Universities received nearly 220,000 applications for places this year, down by more than 3,000 on 2005 after falling sharply the year before.
But although more than 14,000 students failed to gain entry this was less than half the number who missed out in 2004. While the Conservative coalition Government and the vice-chancellors said the figures were good news because they meant fewer students were missing out, the Opposition said the Government's decision to allow universities to increase Higher Education Contribution Scheme fees was driving students away.
Jenny Macklin, the Opposition Education Spokeswoman, said the figures were further evidence of the discouraging effects of the Howard Government's Hecs rise.

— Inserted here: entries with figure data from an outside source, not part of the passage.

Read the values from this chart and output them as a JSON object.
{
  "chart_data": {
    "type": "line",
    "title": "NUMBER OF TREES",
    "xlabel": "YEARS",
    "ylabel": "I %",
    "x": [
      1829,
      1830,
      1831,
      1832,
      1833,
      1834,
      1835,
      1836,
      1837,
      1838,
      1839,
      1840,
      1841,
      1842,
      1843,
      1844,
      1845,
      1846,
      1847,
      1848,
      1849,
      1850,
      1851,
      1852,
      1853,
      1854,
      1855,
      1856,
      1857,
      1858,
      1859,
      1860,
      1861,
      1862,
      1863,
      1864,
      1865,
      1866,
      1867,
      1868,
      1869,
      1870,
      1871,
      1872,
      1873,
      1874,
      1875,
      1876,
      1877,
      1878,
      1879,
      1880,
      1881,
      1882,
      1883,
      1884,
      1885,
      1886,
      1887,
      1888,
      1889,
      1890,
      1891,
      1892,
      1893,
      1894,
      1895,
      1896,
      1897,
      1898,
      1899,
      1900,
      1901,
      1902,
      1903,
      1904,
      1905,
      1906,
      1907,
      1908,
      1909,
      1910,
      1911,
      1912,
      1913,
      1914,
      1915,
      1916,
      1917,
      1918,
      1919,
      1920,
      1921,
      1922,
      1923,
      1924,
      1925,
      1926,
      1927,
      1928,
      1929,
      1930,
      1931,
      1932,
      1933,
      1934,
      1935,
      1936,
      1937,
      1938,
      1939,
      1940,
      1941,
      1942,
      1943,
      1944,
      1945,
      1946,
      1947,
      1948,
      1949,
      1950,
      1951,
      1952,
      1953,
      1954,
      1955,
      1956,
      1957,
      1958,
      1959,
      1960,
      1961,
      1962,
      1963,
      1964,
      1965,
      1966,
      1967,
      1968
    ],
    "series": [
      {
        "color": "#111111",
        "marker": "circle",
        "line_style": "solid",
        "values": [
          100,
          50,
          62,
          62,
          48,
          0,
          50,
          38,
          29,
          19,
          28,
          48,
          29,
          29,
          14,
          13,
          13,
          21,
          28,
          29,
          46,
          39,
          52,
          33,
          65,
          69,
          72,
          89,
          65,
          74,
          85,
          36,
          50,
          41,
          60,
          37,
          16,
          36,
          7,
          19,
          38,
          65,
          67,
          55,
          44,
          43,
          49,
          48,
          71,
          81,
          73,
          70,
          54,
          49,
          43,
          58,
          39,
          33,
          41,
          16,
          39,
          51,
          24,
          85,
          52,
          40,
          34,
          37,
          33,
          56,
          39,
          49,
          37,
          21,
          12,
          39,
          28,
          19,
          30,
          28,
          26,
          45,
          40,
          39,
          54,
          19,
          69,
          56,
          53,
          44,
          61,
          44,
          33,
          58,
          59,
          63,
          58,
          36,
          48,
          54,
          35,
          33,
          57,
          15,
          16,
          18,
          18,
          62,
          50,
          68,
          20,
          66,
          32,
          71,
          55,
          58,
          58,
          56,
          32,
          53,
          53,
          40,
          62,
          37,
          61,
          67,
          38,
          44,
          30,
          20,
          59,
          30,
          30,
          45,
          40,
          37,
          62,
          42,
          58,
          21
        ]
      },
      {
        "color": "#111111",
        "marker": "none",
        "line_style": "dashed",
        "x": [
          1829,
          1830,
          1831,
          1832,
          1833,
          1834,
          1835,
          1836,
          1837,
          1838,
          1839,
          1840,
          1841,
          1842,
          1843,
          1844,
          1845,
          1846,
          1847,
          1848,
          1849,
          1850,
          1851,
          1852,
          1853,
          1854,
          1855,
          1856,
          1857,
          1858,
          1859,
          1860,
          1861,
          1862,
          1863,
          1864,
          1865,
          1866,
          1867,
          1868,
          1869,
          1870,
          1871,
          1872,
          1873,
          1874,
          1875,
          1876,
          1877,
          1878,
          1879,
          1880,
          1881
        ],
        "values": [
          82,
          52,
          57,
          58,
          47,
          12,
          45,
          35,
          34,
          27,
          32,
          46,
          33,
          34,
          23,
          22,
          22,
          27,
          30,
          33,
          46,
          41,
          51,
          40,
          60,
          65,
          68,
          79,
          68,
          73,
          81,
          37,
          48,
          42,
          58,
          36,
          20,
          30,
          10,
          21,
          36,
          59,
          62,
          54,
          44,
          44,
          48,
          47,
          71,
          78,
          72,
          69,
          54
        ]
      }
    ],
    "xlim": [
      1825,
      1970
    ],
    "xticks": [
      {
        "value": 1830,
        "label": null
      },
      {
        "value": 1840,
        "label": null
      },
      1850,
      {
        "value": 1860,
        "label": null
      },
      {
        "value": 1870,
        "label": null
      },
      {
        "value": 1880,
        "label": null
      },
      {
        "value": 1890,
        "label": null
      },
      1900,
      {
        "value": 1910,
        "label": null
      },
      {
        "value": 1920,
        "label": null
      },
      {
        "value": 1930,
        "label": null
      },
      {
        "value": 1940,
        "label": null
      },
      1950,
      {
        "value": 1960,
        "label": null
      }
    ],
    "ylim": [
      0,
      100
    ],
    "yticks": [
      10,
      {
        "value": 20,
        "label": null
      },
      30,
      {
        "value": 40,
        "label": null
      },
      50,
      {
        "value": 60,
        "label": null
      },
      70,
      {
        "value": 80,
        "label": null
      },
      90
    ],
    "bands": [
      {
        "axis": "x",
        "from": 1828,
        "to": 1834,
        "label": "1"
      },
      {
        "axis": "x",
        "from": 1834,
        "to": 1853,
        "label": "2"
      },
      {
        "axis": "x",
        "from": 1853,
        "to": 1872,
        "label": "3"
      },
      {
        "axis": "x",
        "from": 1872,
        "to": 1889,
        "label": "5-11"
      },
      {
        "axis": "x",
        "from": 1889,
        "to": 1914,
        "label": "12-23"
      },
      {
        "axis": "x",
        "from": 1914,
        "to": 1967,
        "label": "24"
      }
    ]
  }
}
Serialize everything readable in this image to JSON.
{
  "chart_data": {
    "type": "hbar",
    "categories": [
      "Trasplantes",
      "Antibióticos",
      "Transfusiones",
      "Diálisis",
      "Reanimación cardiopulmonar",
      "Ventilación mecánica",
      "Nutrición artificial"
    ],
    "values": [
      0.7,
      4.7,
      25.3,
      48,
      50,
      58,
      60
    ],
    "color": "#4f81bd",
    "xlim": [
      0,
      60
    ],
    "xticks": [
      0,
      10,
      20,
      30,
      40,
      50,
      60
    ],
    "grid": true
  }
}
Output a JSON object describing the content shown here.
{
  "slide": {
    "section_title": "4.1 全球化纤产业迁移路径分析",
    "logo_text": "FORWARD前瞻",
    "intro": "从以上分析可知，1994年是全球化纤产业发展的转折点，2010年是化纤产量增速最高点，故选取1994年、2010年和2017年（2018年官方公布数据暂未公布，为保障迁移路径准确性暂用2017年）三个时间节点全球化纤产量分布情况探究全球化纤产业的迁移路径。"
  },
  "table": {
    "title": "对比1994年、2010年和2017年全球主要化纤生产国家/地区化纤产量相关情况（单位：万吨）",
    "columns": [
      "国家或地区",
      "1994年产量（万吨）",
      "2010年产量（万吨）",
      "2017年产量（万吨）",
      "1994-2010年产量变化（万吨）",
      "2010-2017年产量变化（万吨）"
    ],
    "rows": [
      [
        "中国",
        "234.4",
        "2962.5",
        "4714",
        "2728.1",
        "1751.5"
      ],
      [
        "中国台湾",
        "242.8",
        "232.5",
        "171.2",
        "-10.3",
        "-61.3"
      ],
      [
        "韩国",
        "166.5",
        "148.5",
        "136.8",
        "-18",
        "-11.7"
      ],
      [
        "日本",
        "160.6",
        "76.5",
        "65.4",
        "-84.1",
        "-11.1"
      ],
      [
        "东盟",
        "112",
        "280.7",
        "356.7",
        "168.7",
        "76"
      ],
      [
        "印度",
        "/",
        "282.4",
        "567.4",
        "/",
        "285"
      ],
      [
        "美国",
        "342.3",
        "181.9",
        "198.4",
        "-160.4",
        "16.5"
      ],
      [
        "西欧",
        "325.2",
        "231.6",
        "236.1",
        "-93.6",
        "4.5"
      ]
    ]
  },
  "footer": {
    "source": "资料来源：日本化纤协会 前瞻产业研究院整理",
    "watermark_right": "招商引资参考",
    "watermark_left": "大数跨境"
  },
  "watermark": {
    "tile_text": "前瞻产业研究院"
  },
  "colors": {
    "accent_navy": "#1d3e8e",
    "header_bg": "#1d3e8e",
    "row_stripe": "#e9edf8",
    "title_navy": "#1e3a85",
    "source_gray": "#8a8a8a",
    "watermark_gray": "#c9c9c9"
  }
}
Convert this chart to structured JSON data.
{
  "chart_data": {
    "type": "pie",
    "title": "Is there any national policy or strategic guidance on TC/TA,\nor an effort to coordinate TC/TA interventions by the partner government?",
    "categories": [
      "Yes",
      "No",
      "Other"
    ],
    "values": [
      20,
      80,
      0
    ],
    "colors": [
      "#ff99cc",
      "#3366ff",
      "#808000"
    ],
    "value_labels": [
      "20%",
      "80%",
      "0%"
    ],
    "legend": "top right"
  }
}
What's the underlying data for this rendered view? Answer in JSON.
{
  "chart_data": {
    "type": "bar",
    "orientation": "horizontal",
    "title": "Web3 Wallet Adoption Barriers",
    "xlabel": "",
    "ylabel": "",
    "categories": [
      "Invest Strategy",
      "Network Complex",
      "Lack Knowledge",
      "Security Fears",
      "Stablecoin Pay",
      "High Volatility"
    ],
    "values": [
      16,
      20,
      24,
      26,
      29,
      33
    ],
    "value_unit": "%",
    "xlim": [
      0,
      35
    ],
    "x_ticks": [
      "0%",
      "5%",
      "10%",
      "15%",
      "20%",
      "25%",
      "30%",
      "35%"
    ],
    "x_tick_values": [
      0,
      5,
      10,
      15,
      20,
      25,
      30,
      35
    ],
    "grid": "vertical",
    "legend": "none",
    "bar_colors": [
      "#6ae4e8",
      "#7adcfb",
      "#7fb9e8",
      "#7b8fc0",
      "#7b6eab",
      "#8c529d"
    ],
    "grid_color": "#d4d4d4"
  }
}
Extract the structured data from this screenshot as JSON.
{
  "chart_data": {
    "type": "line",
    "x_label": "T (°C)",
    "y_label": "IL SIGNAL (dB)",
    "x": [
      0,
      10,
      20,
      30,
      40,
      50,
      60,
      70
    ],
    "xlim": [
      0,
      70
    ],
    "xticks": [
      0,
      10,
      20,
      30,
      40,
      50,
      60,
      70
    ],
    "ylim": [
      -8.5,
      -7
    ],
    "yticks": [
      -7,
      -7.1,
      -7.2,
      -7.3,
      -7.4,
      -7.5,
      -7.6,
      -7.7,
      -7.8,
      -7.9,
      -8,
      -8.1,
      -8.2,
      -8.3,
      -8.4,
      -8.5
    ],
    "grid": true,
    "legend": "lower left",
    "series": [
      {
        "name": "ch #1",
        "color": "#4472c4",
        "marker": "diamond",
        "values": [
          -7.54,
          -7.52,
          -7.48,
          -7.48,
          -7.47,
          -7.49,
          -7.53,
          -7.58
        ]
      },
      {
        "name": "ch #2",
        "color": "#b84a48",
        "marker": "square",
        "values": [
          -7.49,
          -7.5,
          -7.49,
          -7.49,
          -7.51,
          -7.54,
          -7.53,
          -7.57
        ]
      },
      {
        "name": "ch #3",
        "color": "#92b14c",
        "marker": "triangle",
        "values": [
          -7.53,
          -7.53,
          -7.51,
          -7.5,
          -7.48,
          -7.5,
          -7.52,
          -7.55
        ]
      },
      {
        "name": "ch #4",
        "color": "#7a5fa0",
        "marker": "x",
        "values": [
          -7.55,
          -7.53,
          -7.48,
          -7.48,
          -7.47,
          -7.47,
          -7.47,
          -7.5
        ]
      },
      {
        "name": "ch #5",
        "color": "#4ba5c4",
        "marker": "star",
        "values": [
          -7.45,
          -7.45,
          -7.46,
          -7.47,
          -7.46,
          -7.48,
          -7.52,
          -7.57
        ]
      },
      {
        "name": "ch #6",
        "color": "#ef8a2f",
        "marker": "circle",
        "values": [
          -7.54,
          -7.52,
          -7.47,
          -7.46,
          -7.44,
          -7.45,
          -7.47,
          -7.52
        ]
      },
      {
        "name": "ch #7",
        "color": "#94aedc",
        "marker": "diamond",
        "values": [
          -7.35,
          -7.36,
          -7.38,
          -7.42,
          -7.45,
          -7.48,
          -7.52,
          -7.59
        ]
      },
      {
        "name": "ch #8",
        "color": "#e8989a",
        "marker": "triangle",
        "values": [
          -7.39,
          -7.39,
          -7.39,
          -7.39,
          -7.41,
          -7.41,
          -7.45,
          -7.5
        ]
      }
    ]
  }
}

"Students are being discouraged from applying to go to university at a time of a national skills shortage," she said, adding that the Government had failed to create enough places for teachers, nurses and engineers, yet schools, hospitals and businesses needed more qualified staff.
Under the Hecs scheme, students can defer paying tuition costs until they graduate and are earning more than A$35,000 (£14,000) a year. They then begin to repay the debt through a tax surcharge.
Most universities also offer full-fee places to students who miss out on a place, and the Government has lifted the amount they can borrow to cover the total cost of courses to A$80,000 for most students. Those studying medicine, dentistry and veterinary science can borrow up to A$100,000.
Higher Hecs fees and the loans for full-fee students have pushed the amount owed by students and graduates to more than A$11 billion. The National Union of Students said many graduates would see a substantial portion of their disposable income "disappearing to the tax office" every week for years to come.
But the AVCC said the reduction in the number of students missing out on a university place was good news.
Gerard Sutton, AVCC president, said the Government had in effect eliminated unmet demand by increasing the number of places it was prepared to subsidise.